En primera persona: Fundar una startup sin presiones de ninguna corbata

La tecnología siempre ha sido su fuerte. Trabajó en varios sectores (eventos, inmobiliario…) hasta que desarrolló software para ecommerce y MONEI, fintech que simplifica y agiliza los pagos digitales.

10/10/2023  Redacción EmprendedoresFirmas
En primera persona: Fundar una startup sin presiones de ninguna corbata

Alex Saiz Verdaguer, Vic. Es un emprendedor con amplio recorrido en el sector de ecommerce y fintech español. Frustrado al comprobar las pocas posibilidades existentes para los pagos online en España, fundó MONEI, la fintech que simplifica y agiliza los pagos digitales. Esta es su historia, contada en primera persona.


En el mundo del emprendimiento, es necesario ser mucho más ágiles que las grandes corporaciones para ganar cuota de mercado. Esta velocidad permite a las startups identificar aquellos vacíos que los gigantes no tienen capacidad de cubrir. No estamos hablando de fuerza económica, sino de abarcar a un sector de nicho con dinamismo, cosa que para las grandes compañías es más complicado por su jerarquía y burocracia.
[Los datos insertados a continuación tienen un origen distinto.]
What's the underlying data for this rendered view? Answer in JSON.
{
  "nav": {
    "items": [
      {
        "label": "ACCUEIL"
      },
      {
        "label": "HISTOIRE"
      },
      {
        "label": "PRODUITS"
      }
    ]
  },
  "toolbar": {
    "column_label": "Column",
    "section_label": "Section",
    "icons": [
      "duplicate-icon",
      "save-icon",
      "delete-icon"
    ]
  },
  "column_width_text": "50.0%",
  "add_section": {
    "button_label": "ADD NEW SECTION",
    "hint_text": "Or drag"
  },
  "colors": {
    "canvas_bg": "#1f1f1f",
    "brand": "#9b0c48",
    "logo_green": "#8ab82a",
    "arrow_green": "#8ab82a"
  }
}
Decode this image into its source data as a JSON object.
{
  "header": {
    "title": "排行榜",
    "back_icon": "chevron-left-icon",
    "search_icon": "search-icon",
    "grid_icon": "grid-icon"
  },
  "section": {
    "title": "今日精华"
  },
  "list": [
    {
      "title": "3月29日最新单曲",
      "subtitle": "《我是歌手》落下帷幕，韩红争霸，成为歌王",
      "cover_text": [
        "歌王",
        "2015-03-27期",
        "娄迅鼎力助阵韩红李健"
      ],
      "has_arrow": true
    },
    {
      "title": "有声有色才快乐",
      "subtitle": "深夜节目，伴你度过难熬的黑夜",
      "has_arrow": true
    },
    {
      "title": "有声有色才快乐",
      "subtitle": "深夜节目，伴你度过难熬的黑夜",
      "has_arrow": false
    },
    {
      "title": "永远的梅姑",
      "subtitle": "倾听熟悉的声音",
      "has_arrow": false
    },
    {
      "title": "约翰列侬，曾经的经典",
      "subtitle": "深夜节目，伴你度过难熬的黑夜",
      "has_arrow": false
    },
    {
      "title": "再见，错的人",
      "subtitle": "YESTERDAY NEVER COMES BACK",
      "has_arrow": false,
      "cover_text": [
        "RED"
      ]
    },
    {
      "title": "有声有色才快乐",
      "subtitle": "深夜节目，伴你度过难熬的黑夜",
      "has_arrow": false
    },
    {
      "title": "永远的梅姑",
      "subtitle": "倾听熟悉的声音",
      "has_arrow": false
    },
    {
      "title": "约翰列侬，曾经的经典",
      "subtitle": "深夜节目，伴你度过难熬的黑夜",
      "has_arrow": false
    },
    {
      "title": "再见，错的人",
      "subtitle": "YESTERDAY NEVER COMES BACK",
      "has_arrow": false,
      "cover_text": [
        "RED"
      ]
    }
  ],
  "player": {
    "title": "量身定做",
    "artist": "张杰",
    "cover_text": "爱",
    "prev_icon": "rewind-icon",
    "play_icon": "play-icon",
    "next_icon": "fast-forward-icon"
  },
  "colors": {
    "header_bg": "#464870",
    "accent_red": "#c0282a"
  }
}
Esa fuerza que impulsa a una empresa emergente es, en gran parte, el equipo que tiene detrás, comenzando por su fundador.

En mi caso, desde muy joven ya tenía la semillita emprendedora. Una anécdota que se me viene a la cabeza es de cuando tenía catorce años. En ese momento, estaba la Oferta Pública de Venta de Acciones (OPV) de Repsol y La Caixa y, como tenía la ventaja de que mi madre era profesora en el colegio donde estudiaba, le pedía permiso en la hora del patio para acercarme al banco a comprarlas. Eso sí, las ventas de acciones estaban limitadas por persona, entonces, se me ocurrió pedirles a los amigos de mis padres que me dejaran su DNI para comprar más. Así, logré tener cuantas acciones quería y podía permitirme. Para mí esto era tan divertido como jugar con mis amigos en el patio del colegio.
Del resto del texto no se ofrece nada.